Russland nähert sich rasch einem wichtigen Militärstützpunkt im Osten der Ukraine, berichtete ein lokaler Beamter. Trotz der überraschenden Fortschritte Kiews in der Region Kursk setzt Moskau seine Angriffe fort.
Die Bedeutung von Pokrovsk
Obwohl Pokrovsk mit etwa 60.000 Einwohnern vor dem Krieg keine große Stadt ist und viele während der umfassenden Invasion geflohen sind, spielt sie eine entscheidende Rolle für die ukrainische Militärpräsenz. Die Stadt bietet einen einfachen Zugang zu Kostiantynivka, einem weiteren Militärzentrum.

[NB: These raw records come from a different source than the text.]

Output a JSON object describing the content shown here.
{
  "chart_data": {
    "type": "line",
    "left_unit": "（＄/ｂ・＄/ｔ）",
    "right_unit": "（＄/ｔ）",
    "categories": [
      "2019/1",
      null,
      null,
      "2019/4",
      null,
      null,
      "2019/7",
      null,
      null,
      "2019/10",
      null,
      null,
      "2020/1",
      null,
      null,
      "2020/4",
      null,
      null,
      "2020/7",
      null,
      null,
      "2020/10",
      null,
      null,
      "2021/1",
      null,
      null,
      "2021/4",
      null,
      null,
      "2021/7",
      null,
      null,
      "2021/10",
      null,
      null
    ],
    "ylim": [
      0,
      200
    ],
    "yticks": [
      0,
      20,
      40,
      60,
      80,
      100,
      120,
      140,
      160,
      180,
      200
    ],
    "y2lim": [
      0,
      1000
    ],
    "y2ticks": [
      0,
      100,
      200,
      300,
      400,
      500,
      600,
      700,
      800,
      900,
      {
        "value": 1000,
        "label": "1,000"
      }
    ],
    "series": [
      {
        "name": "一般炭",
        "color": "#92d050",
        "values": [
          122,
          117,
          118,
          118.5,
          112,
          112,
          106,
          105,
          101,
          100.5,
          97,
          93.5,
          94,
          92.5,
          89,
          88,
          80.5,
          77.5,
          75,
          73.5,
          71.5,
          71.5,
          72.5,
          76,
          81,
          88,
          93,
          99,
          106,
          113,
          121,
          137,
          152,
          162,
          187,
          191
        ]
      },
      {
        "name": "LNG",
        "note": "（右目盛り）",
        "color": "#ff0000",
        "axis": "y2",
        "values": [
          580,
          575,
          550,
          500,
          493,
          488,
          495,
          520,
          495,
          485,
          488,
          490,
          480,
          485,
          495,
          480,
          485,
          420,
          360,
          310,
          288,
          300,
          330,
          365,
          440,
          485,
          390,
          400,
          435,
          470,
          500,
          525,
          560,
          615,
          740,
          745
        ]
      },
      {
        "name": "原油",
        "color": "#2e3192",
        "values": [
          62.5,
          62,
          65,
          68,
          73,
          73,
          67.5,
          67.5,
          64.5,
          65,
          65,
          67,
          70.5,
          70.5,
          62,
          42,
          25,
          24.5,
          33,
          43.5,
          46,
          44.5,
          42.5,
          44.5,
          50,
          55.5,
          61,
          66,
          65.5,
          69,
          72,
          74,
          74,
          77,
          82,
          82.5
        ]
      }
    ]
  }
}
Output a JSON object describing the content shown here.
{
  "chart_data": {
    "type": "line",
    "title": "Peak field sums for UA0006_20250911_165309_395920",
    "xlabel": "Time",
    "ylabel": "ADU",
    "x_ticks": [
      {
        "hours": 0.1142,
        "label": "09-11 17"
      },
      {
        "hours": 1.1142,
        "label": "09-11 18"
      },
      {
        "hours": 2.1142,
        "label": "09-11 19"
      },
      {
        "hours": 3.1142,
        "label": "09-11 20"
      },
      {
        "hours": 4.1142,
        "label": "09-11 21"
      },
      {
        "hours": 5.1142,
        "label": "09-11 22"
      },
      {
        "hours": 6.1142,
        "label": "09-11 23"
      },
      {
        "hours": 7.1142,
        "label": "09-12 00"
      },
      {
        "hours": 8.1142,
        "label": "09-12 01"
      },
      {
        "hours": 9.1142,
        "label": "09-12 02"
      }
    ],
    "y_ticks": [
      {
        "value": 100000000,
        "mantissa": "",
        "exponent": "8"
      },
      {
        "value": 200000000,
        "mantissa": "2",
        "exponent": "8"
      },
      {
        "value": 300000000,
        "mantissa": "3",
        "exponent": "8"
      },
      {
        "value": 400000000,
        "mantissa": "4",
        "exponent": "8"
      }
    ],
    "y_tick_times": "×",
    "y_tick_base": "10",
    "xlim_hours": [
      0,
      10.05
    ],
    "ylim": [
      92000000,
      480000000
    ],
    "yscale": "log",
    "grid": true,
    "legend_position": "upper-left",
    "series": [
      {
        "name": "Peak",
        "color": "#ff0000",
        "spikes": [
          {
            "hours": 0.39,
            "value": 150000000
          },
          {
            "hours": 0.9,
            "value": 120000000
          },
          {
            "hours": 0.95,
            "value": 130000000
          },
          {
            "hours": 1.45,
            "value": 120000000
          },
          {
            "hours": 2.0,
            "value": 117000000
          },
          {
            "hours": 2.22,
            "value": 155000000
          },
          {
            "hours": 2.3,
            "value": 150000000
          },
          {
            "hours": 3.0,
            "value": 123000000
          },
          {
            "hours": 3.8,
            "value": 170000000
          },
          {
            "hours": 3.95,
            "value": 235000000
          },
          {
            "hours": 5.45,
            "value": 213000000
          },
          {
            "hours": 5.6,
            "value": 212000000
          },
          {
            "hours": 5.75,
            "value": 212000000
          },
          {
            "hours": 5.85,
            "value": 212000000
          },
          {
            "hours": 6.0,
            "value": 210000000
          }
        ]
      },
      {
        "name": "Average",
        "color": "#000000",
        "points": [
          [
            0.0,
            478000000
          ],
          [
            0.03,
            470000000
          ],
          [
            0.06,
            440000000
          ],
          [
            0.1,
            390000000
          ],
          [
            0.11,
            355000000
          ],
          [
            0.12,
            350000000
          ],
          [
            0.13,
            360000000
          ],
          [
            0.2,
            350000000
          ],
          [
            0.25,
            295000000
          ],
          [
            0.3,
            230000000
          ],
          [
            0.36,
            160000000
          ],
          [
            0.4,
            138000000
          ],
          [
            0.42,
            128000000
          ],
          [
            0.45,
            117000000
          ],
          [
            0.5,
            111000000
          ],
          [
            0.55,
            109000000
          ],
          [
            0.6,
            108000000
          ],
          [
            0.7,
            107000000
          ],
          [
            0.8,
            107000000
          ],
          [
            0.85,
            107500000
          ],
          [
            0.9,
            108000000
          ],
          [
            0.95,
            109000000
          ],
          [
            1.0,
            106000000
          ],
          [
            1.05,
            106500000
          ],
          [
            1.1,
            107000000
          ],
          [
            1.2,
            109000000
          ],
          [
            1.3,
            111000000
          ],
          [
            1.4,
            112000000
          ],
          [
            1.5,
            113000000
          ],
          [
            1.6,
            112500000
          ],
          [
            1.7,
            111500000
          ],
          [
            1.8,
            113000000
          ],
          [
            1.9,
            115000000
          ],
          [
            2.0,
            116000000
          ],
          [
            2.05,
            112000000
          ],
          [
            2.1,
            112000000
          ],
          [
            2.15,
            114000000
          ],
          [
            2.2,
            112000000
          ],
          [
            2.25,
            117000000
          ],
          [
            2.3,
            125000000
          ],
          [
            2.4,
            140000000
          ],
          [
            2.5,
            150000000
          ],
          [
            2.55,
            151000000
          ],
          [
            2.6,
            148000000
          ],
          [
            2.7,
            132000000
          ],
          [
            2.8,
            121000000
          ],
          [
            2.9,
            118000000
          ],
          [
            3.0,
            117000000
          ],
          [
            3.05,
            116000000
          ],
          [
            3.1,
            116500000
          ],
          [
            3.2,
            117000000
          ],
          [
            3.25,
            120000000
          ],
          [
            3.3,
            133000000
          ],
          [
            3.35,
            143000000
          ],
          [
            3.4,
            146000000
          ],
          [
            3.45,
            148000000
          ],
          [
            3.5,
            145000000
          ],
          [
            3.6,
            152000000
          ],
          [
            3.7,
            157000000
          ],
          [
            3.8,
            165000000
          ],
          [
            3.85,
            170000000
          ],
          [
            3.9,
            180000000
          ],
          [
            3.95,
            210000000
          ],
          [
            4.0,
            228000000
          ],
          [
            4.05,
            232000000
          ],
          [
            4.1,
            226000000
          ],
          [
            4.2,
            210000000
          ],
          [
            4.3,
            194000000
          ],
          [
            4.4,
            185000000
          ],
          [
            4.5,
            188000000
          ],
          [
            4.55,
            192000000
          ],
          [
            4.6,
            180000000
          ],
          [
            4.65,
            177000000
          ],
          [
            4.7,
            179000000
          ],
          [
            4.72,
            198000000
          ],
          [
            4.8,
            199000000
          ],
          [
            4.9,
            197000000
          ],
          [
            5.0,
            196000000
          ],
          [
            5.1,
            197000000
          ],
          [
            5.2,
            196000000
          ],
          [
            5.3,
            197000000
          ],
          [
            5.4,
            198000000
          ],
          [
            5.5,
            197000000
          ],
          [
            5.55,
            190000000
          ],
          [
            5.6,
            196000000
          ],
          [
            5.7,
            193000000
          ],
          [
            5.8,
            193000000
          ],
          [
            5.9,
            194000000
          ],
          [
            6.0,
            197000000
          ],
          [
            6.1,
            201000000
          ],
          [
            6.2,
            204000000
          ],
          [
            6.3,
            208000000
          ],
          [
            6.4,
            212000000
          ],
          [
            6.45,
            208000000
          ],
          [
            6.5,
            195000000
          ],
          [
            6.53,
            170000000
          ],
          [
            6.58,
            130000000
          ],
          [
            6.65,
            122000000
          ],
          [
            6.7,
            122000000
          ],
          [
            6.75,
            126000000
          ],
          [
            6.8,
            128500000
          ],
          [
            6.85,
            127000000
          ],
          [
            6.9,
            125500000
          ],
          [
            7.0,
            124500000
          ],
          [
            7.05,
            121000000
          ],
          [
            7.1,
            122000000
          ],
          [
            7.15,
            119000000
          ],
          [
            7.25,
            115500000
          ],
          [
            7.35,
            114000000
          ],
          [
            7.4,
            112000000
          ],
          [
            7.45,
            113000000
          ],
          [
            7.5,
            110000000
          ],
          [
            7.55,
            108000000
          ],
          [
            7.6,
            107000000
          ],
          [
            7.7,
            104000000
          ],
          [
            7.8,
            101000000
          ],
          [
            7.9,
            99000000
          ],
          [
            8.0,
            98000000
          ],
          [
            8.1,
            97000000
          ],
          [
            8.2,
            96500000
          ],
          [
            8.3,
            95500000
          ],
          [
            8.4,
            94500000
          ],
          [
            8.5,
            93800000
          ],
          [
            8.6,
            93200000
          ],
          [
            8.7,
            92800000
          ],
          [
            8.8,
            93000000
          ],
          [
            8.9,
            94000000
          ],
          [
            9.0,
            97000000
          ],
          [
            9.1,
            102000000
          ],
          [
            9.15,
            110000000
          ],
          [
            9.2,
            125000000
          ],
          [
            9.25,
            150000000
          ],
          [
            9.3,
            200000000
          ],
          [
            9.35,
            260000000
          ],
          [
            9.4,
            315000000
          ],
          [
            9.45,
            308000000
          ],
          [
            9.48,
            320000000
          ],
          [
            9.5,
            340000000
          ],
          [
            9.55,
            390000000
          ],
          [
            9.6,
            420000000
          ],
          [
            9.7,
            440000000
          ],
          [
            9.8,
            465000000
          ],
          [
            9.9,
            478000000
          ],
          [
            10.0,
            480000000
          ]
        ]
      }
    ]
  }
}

Ukrainische Truppen nutzen die Straße, die beide Städte verbindet, um die Frontlinien zu versorgen und verletzte Soldaten in Richtung Dnipro zu evakuieren.
Dringender Evakuierungsappell
Serhii Dobriak, der Leiter der Militärverwaltung von Pokrovsk, rief die Bevölkerung auf, sich unverzüglich in Sicherheit zu bringen. In einem Telegram-Beitrag warnte er: „Der Feind nähert sich schnell den Randgebieten von Pokrovsk.“ Diese Warnung zeigt, dass Moskau seine Angriffe auf andere Teile der Ukraine nicht eingestellt hat, trotz der erfolgreichen ukrainischen Offensive in der vergangenen Woche, die als bedeutender Fortschritt nach zweieinhalb Jahren offenen Konflikts gilt.
Ukrainische Gegenoffensive
Die Ukraine hat bekannt gegeben, dass sie seit Beginn ihrer überraschenden Offensive mehr als 1.000 Quadratkilometer russisches Gebiet zurückerobert hat, wodurch zehntausende Russen ihre Heimat verlassen mussten. Am Freitag berichteten ukrainische Offizielle, dass ihre Truppen bereits etwa 35 Kilometer in russisches Gebiet vorgedrungen sind und in einigen Bereichen „um 1 bis 3 Kilometer“ weiter vorrücken.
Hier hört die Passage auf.